His insinuation was a slap in the face, and I jerked in response as my eyes widened in shock. He'd taken what I meant all wrong. "No! God no."

In a move of obvious frustration, he raked a hand through his long hair. "Then what was it, Stephanie, because I thought you cared about me the way I cared about you?"

"I do," I said, taking a step toward him. "I-I love you," I said my voice dropping to a whisper.

"Then why did you leave?" he asked. The tone in his voice was lethal, but the look in his eyes betrayed the hurt I'd caused.

"I-" The lump in my throat grew. Come on, Steph, woman up and tell him. "Our living arrangement was only temporary. You gave me the apartment on four as a way to protect me during the Bolan threat. It's now passed and I'm sure you could use that apartment for one of your men."

His eyes never left mine as he spoke. "You haven't been living in the apartment on four for weeks. You moved out of our apartment, on seven, Steph. Why?"

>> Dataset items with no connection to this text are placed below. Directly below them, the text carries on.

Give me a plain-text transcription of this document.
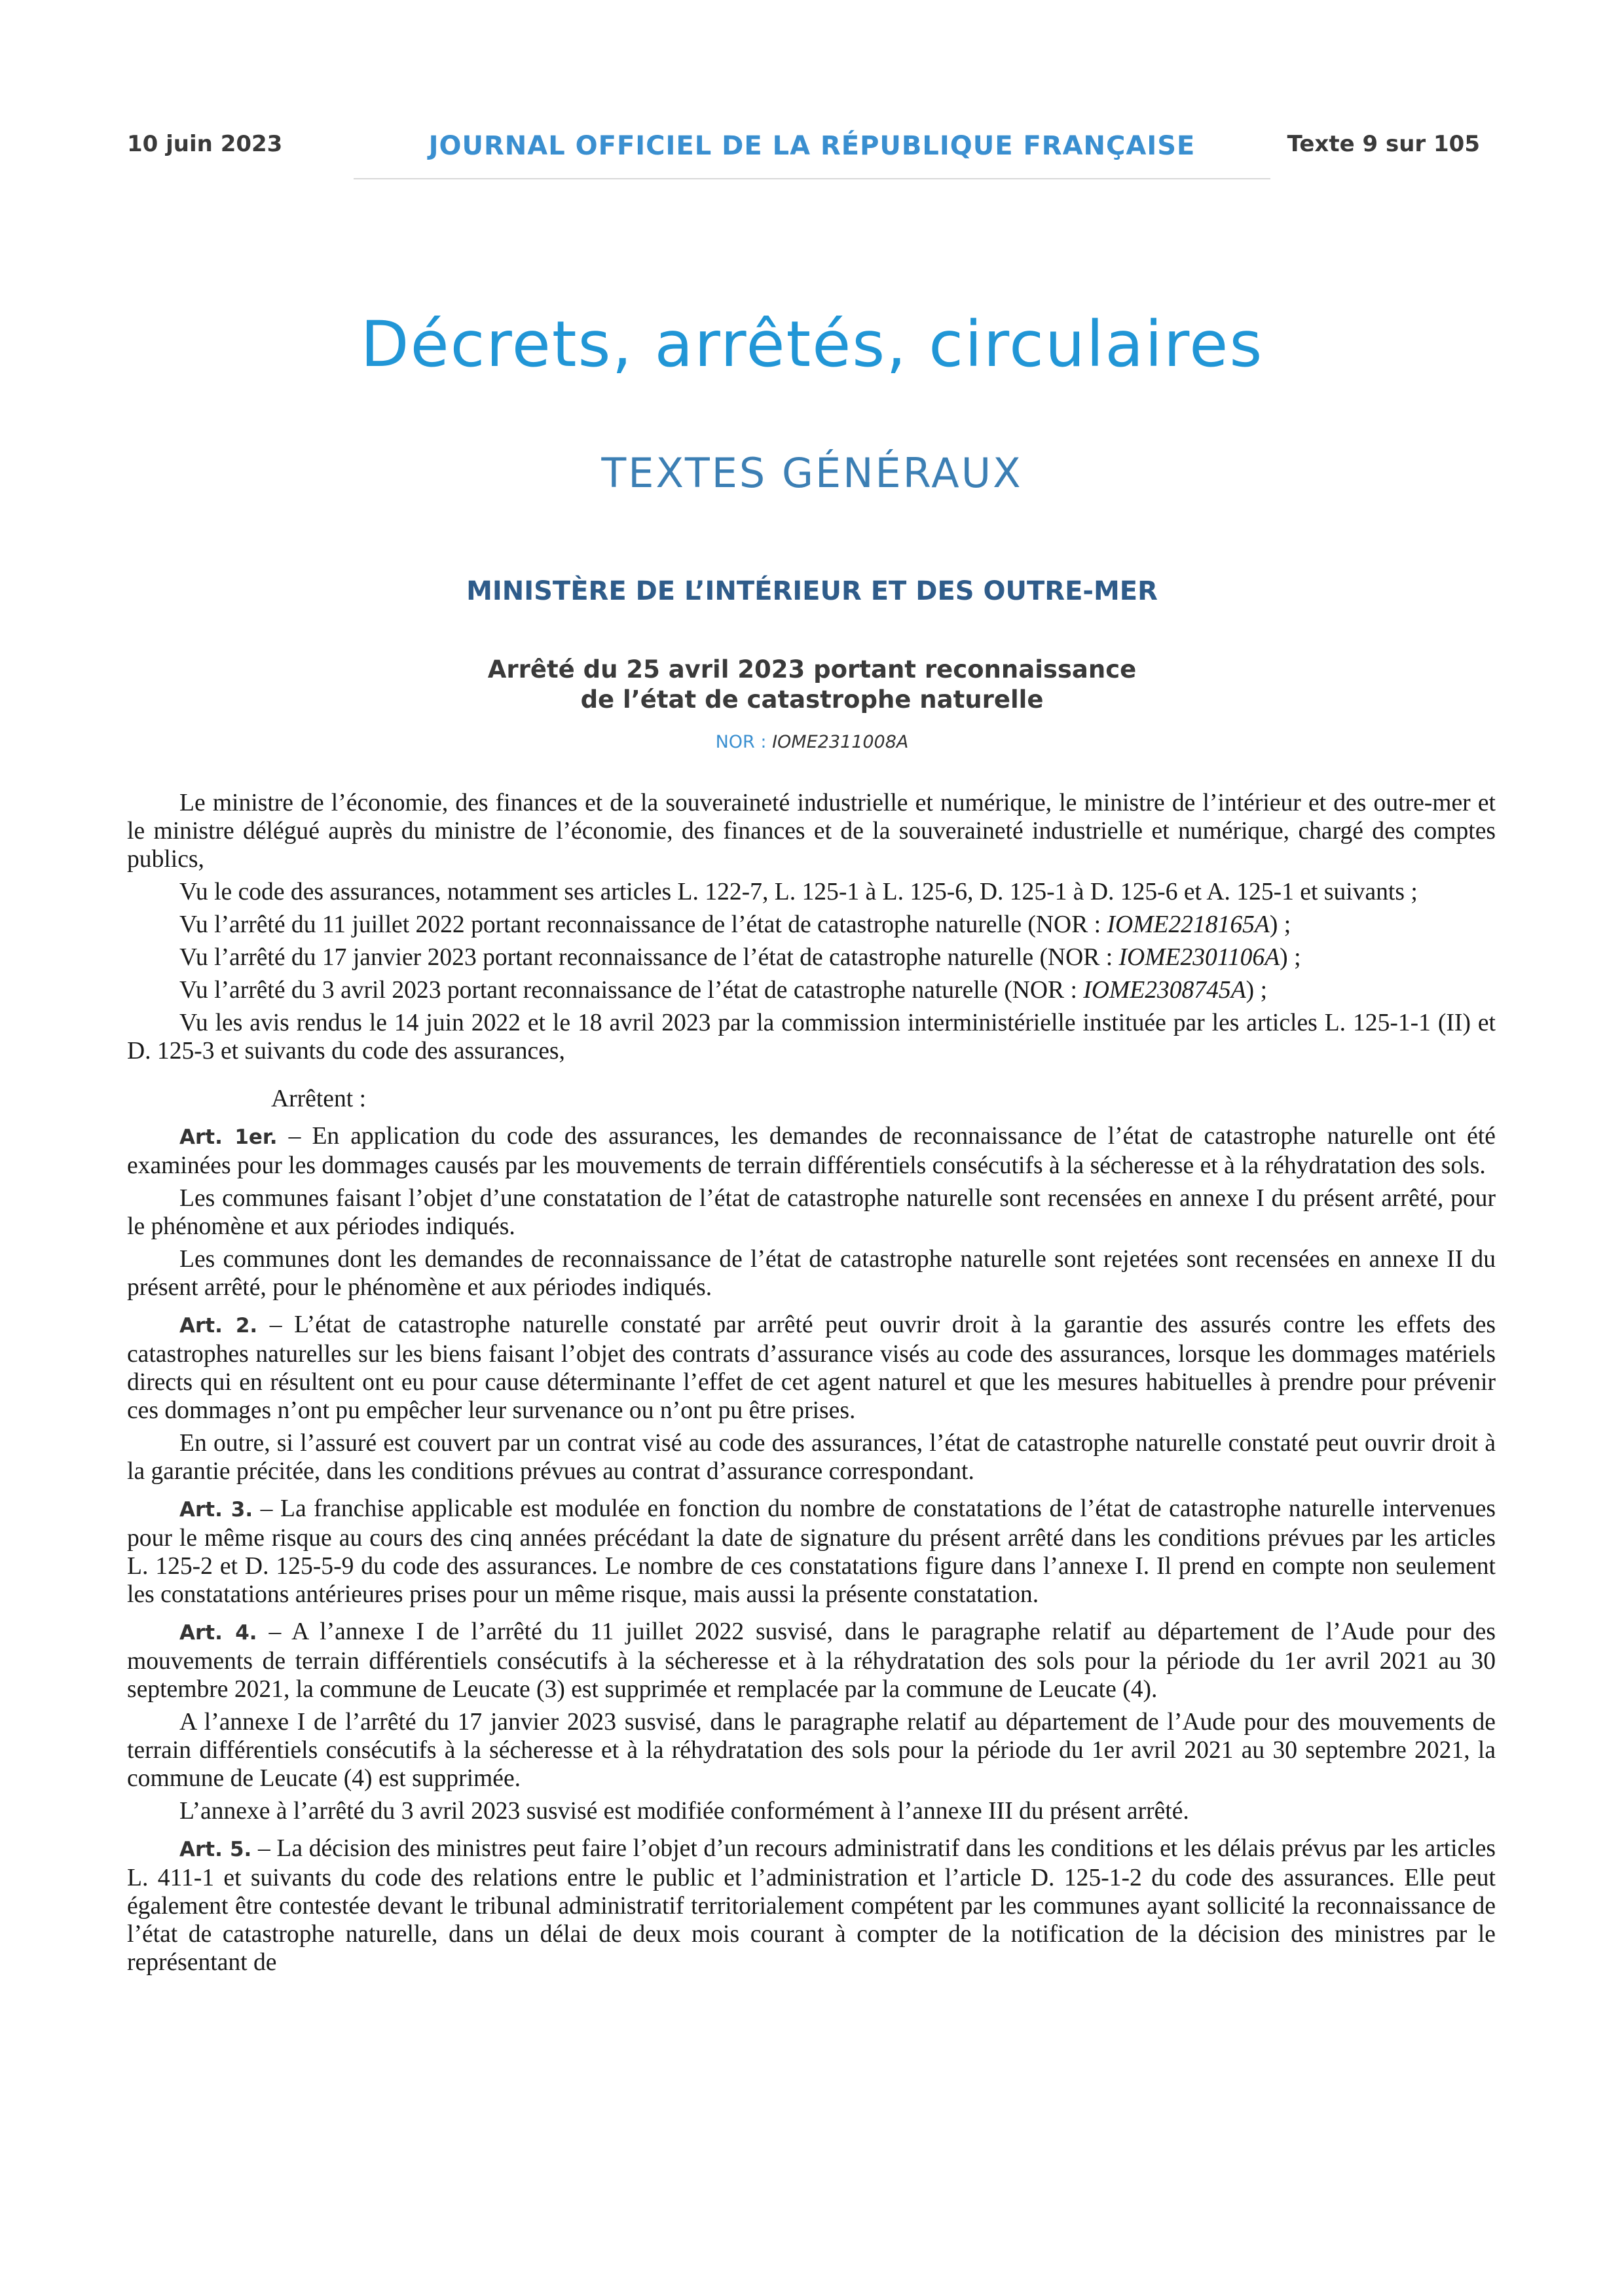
10 juin 2023	JOURNAL OFFICIEL DE LA RÉPUBLIQUE FRANÇAISE	Texte 9 sur 105
Décrets, arrêtés, circulaires
TEXTES GÉNÉRAUX
MINISTÈRE DE L’INTÉRIEUR ET DES OUTRE-MER
Arrêté du 25 avril 2023 portant reconnaissance
de l’état de catastrophe naturelle
NOR : IOME2311008A

Le ministre de l’économie, des finances et de la souveraineté industrielle et numérique, le ministre de l’intérieur et des outre-mer et le ministre délégué auprès du ministre de l’économie, des finances et de la souveraineté industrielle et numérique, chargé des comptes publics,

Vu le code des assurances, notamment ses articles L. 122-7, L. 125-1 à L. 125-6, D. 125-1 à D. 125-6 et A. 125-1 et suivants ;

Vu l’arrêté du 11 juillet 2022 portant reconnaissance de l’état de catastrophe naturelle (NOR : IOME2218165A) ;

Vu l’arrêté du 17 janvier 2023 portant reconnaissance de l’état de catastrophe naturelle (NOR : IOME2301106A) ;

Vu l’arrêté du 3 avril 2023 portant reconnaissance de l’état de catastrophe naturelle (NOR : IOME2308745A) ;

Vu les avis rendus le 14 juin 2022 et le 18 avril 2023 par la commission interministérielle instituée par les articles L. 125-1-1 (II) et D. 125-3 et suivants du code des assurances,

Arrêtent :

Art. 1er. – En application du code des assurances, les demandes de reconnaissance de l’état de catastrophe naturelle ont été examinées pour les dommages causés par les mouvements de terrain différentiels consécutifs à la sécheresse et à la réhydratation des sols.

Les communes faisant l’objet d’une constatation de l’état de catastrophe naturelle sont recensées en annexe I du présent arrêté, pour le phénomène et aux périodes indiqués.

Les communes dont les demandes de reconnaissance de l’état de catastrophe naturelle sont rejetées sont recensées en annexe II du présent arrêté, pour le phénomène et aux périodes indiqués.

Art. 2. – L’état de catastrophe naturelle constaté par arrêté peut ouvrir droit à la garantie des assurés contre les effets des catastrophes naturelles sur les biens faisant l’objet des contrats d’assurance visés au code des assurances, lorsque les dommages matériels directs qui en résultent ont eu pour cause déterminante l’effet de cet agent naturel et que les mesures habituelles à prendre pour prévenir ces dommages n’ont pu empêcher leur survenance ou n’ont pu être prises.

En outre, si l’assuré est couvert par un contrat visé au code des assurances, l’état de catastrophe naturelle constaté peut ouvrir droit à la garantie précitée, dans les conditions prévues au contrat d’assurance correspondant.

Art. 3. – La franchise applicable est modulée en fonction du nombre de constatations de l’état de catastrophe naturelle intervenues pour le même risque au cours des cinq années précédant la date de signature du présent arrêté dans les conditions prévues par les articles L. 125-2 et D. 125-5-9 du code des assurances. Le nombre de ces constatations figure dans l’annexe I. Il prend en compte non seulement les constatations antérieures prises pour un même risque, mais aussi la présente constatation.

Art. 4. – A l’annexe I de l’arrêté du 11 juillet 2022 susvisé, dans le paragraphe relatif au département de l’Aude pour des mouvements de terrain différentiels consécutifs à la sécheresse et à la réhydratation des sols pour la période du 1er avril 2021 au 30 septembre 2021, la commune de Leucate (3) est supprimée et remplacée par la commune de Leucate (4).

A l’annexe I de l’arrêté du 17 janvier 2023 susvisé, dans le paragraphe relatif au département de l’Aude pour des mouvements de terrain différentiels consécutifs à la sécheresse et à la réhydratation des sols pour la période du 1er avril 2021 au 30 septembre 2021, la commune de Leucate (4) est supprimée.

L’annexe à l’arrêté du 3 avril 2023 susvisé est modifiée conformément à l’annexe III du présent arrêté.

Art. 5. – La décision des ministres peut faire l’objet d’un recours administratif dans les conditions et les délais prévus par les articles L. 411-1 et suivants du code des relations entre le public et l’administration et l’article D. 125-1-2 du code des assurances. Elle peut également être contestée devant le tribunal administratif territorialement compétent par les communes ayant sollicité la reconnaissance de l’état de catastrophe naturelle, dans un délai de deux mois courant à compter de la notification de la décision des ministres par le représentant de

Damn him for being so fucking perceptive and what in the hell did he mean by our apartment? "When did it become our apartment?" I asked, as my temper began to show itself. "Was there some conversation about living together that I wasn't privy to? Because the last time I checked, it was your apartment and you never asked me to move in or even stay."

Now he looked like the one who had been slapped. After a moment, his expression softened. "Yes, we never talked about it, but knowing how I feel about you, I just assumed you'd stay."

My heart did a little flop and my temper settled. "News flash, Batman. Some things should never be assumed and considering how important this topic obviously is, it was definitely worthy of an actual conversation."

His lips tipped into a small smile. "So, it would seem."

Feeling a bit more amicable and just a little hopeful, I motioned to the couch. "There's still time to have that conversation. That is if you want to."

The small grin he wore turned into one of his brilliant 200-megawatt smiles as he dropped onto the couch and held out a hand to me. "Babe."